The book paints a complex and intriguing picture of New York in the first few decades of the twentieth century, particularly around Christmas. The specific story of Gluck and his various "charities" is only the largest thread; the book also explores early influences on the image of Santa, how various staples of Christmas (public tree-lightings, parades, etc.) started or became notable in New York City.
I actually thought the information about how children came to write to Santa in the first place and how it was affected by the spread of efficient mail service was one of the most interesting parts.

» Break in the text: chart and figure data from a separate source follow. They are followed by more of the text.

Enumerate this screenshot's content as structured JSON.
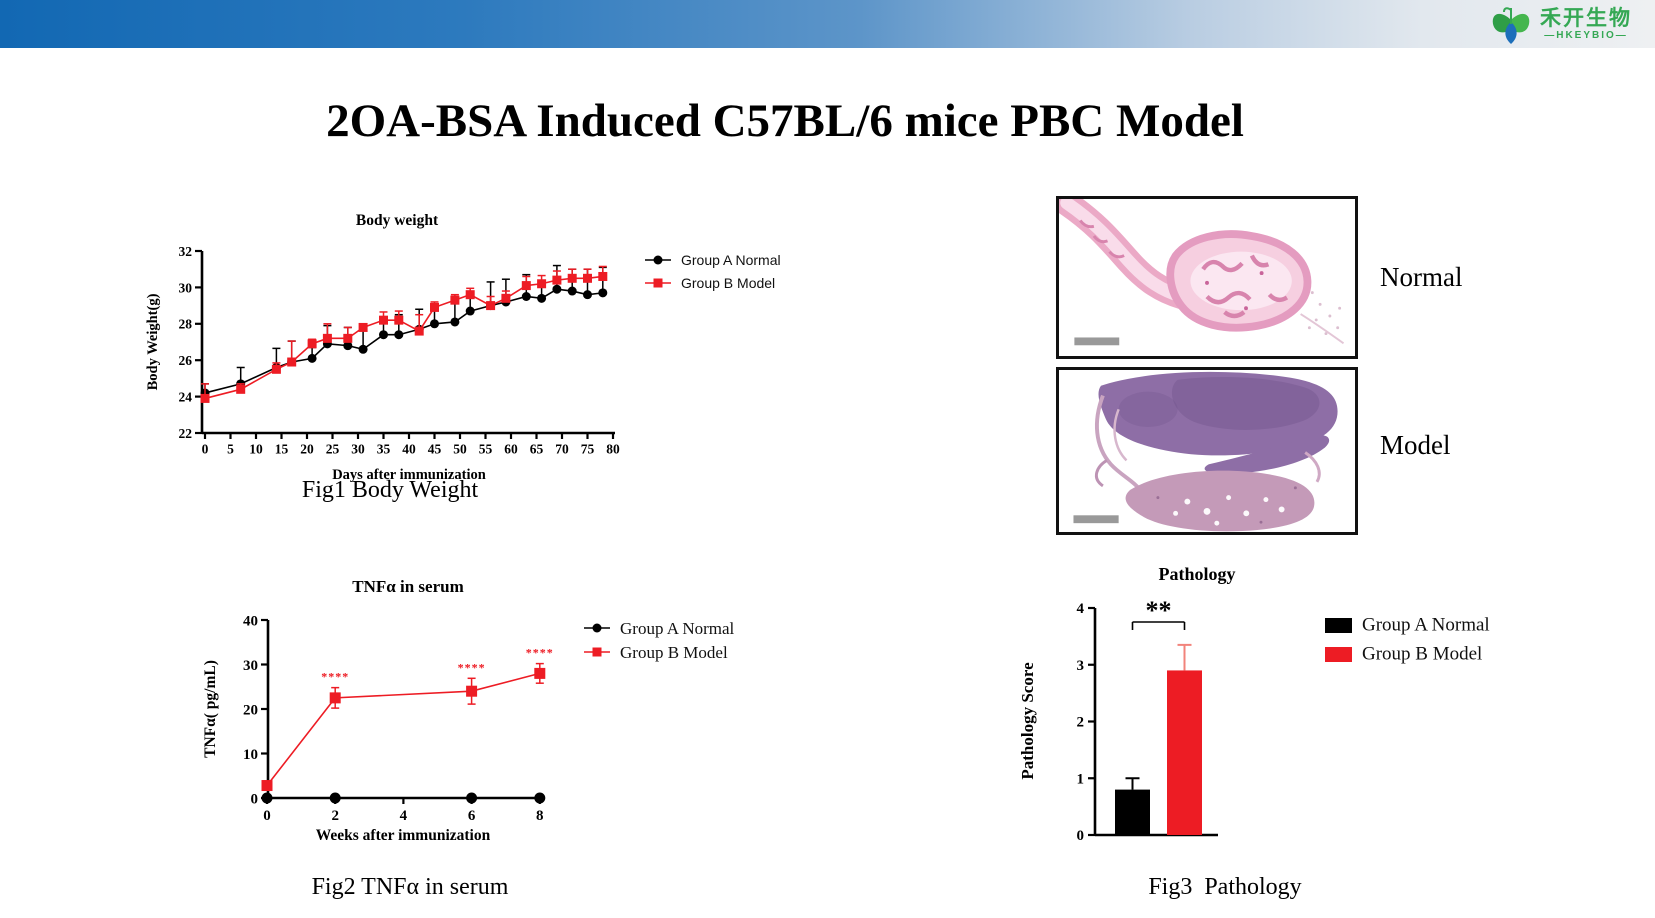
{
  "slide": {
    "title": "2OA-BSA Induced C57BL/6 mice PBC Model"
  },
  "logo": {
    "name_cn": "禾开生物",
    "name_en": "—HKEYBIO—",
    "green": "#35a854",
    "blue": "#1d6fba"
  },
  "histology": {
    "normal_label": "Normal",
    "model_label": "Model"
  },
  "figures": {
    "fig1": {
      "caption": "Fig1 Body Weight"
    },
    "fig2": {
      "caption": "Fig2 TNFα in serum"
    },
    "fig3": {
      "caption": "Fig3  Pathology"
    }
  },
  "chart_data": [
    {
      "id": "body-weight",
      "type": "line",
      "title": "Body weight",
      "xlabel": "Days after immunization",
      "ylabel": "Body Weight(g)",
      "xlim": [
        0,
        80
      ],
      "ylim": [
        22,
        32
      ],
      "xticks": [
        0,
        5,
        10,
        15,
        20,
        25,
        30,
        35,
        40,
        45,
        50,
        55,
        60,
        65,
        70,
        75,
        80
      ],
      "yticks": [
        22,
        24,
        26,
        28,
        30,
        32
      ],
      "x": [
        0,
        7,
        14,
        17,
        21,
        24,
        28,
        31,
        35,
        38,
        42,
        45,
        49,
        52,
        56,
        59,
        63,
        66,
        69,
        72,
        75,
        78
      ],
      "series": [
        {
          "name": "Group A Normal",
          "color": "#000000",
          "marker": "circle",
          "values": [
            24.2,
            24.7,
            25.6,
            25.9,
            26.1,
            26.9,
            26.8,
            26.6,
            27.4,
            27.4,
            27.7,
            28.0,
            28.1,
            28.7,
            29.0,
            29.2,
            29.5,
            29.4,
            29.9,
            29.8,
            29.6,
            29.7
          ],
          "errors": [
            0.5,
            0.9,
            1.05,
            1.15,
            0.6,
            1.0,
            1.0,
            1.05,
            0.85,
            1.1,
            1.1,
            0.75,
            1.0,
            0.75,
            1.3,
            1.25,
            1.2,
            0.9,
            1.3,
            1.2,
            1.4,
            1.4
          ]
        },
        {
          "name": "Group B Model",
          "color": "#ed1c24",
          "marker": "square",
          "values": [
            23.9,
            24.4,
            25.5,
            25.9,
            26.9,
            27.2,
            27.2,
            27.8,
            28.2,
            28.2,
            27.6,
            28.9,
            29.3,
            29.6,
            29.0,
            29.4,
            30.1,
            30.2,
            30.4,
            30.5,
            30.5,
            30.6
          ],
          "errors": [
            0.8,
            0.3,
            0.35,
            1.15,
            0.25,
            0.8,
            0.6,
            0.2,
            0.45,
            0.5,
            0.9,
            0.3,
            0.3,
            0.35,
            0.5,
            0.4,
            0.5,
            0.45,
            0.5,
            0.5,
            0.5,
            0.55
          ]
        }
      ]
    },
    {
      "id": "tnfa-serum",
      "type": "line",
      "title": "TNFα in serum",
      "xlabel": "Weeks after immunization",
      "ylabel": "TNFα( pg/mL)",
      "xlim": [
        0,
        8
      ],
      "ylim": [
        0,
        40
      ],
      "xticks": [
        0,
        2,
        4,
        6,
        8
      ],
      "yticks": [
        0,
        10,
        20,
        30,
        40
      ],
      "x": [
        0,
        2,
        6,
        8
      ],
      "series": [
        {
          "name": "Group A Normal",
          "color": "#000000",
          "marker": "circle",
          "values": [
            0,
            0,
            0,
            0
          ],
          "errors": [
            0,
            0,
            0,
            0
          ]
        },
        {
          "name": "Group B Model",
          "color": "#ed1c24",
          "marker": "square",
          "values": [
            2.8,
            22.5,
            24,
            28
          ],
          "errors": [
            1.0,
            2.3,
            2.9,
            2.2
          ],
          "annotations": [
            "",
            "****",
            "****",
            "****"
          ]
        }
      ]
    },
    {
      "id": "pathology",
      "type": "bar",
      "title": "Pathology",
      "ylabel": "Pathology Score",
      "ylim": [
        0,
        4
      ],
      "yticks": [
        0,
        1,
        2,
        3,
        4
      ],
      "categories": [
        "Group A Normal",
        "Group B Model"
      ],
      "values": [
        0.8,
        2.9
      ],
      "errors": [
        0.2,
        0.45
      ],
      "colors": [
        "#000000",
        "#ed1c24"
      ],
      "error_colors": [
        "#000000",
        "#f2837b"
      ],
      "significance": "**"
    }
  ]
}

The Santa Claus Association filled a real need: the Post Office could barely handle the influx of packages as Christmas presents became more common, it certainly couldn't figure out what to do with mail to a mythical character. After a public outcry when it became known that the Dead Letter Office just destroyed Santa letters, any organization with a concrete plan to handle them was welcome to try.

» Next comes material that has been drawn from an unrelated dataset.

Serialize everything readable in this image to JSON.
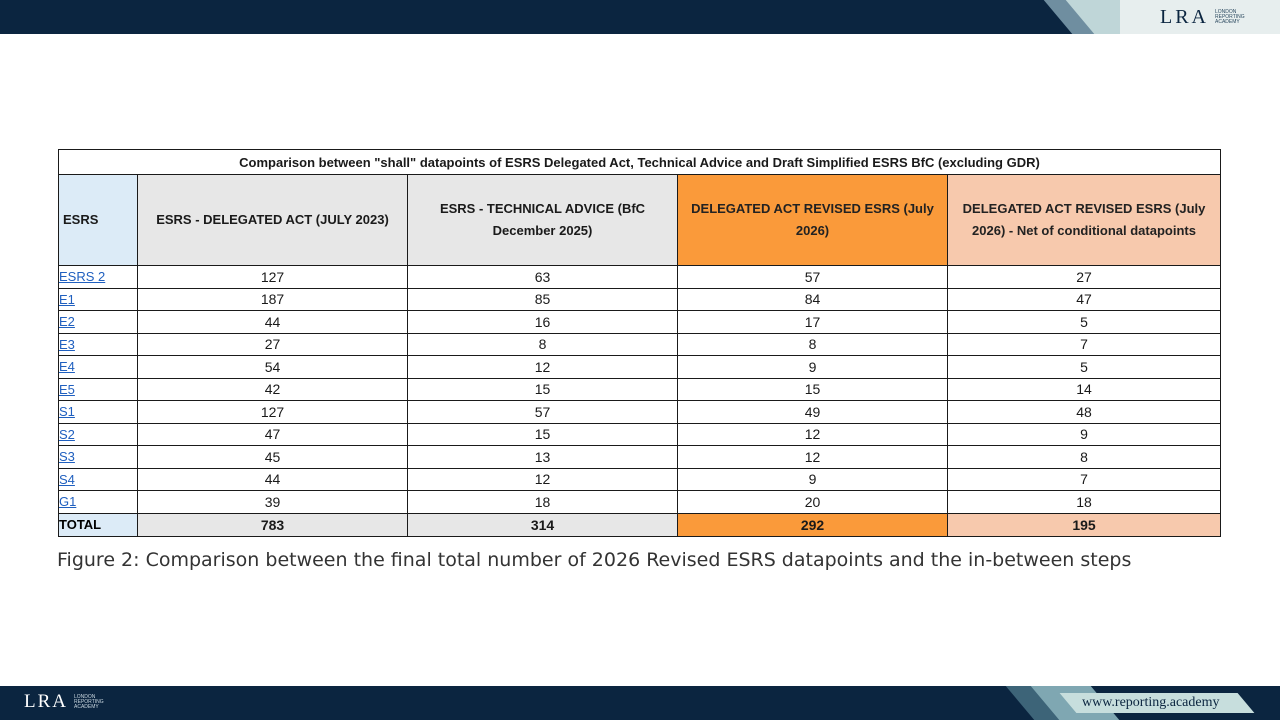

Gluck started out bragging about how efficient his organization was compared to other charities, that he simply connected wealthy New Yorkers with children in need, providing wish lists to those who could fill them. By the end, however, it seems to have mostly been a money-making scheme which brought in copious donations and paid out very little.

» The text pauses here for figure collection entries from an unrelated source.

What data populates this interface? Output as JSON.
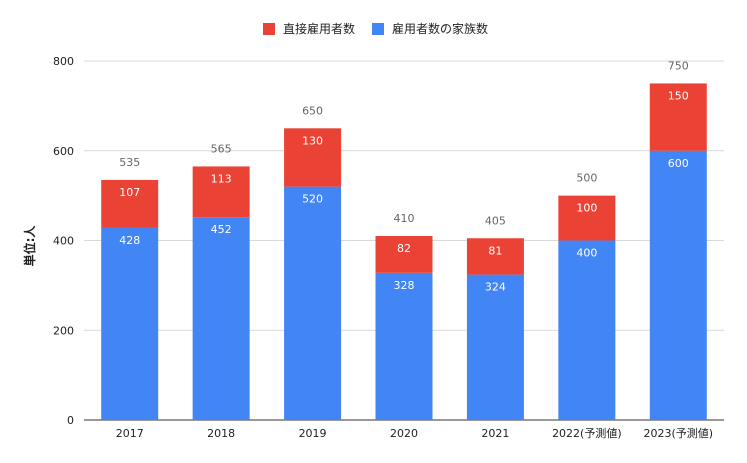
{
  "chart_data": {
    "type": "bar",
    "stacked": true,
    "categories": [
      "2017",
      "2018",
      "2019",
      "2020",
      "2021",
      "2022(予測値)",
      "2023(予測値)"
    ],
    "series": [
      {
        "name": "雇用者数の家族数",
        "color": "#4285f4",
        "values": [
          428,
          452,
          520,
          328,
          324,
          400,
          600
        ]
      },
      {
        "name": "直接雇用者数",
        "color": "#ea4335",
        "values": [
          107,
          113,
          130,
          82,
          81,
          100,
          150
        ]
      }
    ],
    "totals": [
      535,
      565,
      650,
      410,
      405,
      500,
      750
    ],
    "legend_order": [
      "直接雇用者数",
      "雇用者数の家族数"
    ],
    "legend_position": "top",
    "ylabel": "単位:人",
    "ylim": [
      0,
      800
    ],
    "yticks": [
      0,
      200,
      400,
      600,
      800
    ],
    "grid": true
  }
}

He was also intimately involved in the rise and fall of the United States Boy Scout, a rival organization to the current Boy Scouts of America. (Fascinating reminder of the changes in American culture: the early BSA was criticized by the head of the rival org for being too religious and therefore pacifist.) Gluck refined many of his tactics for fundraising there, notably alleging that prominent figures supported the organization (without their knowledge). At the time, fundraising and publicity were fairly unregulated, and people like Gluck often took what we would consider an obscene percentage of whatever money was raised.
Probably due to the scarcity of records, the author (Gluck's great-grandnephew) is unable to provide any really startling or concrete information about many of Gluck's scams. There is a lot of circumstantial evidence, and investigations at the time determined that Gluck was a cheat and a swindler, but his various enterprises were merely shut down. Scandalous, yes, but there aren't records that show, for example, how much money was actually spent versus taken in, probably because Gluck saw the benefit of not having books that could be audited.
This was overall a good read, especially for those with less knowledge of Christmas history, but even I found some new facts to enjoy in here.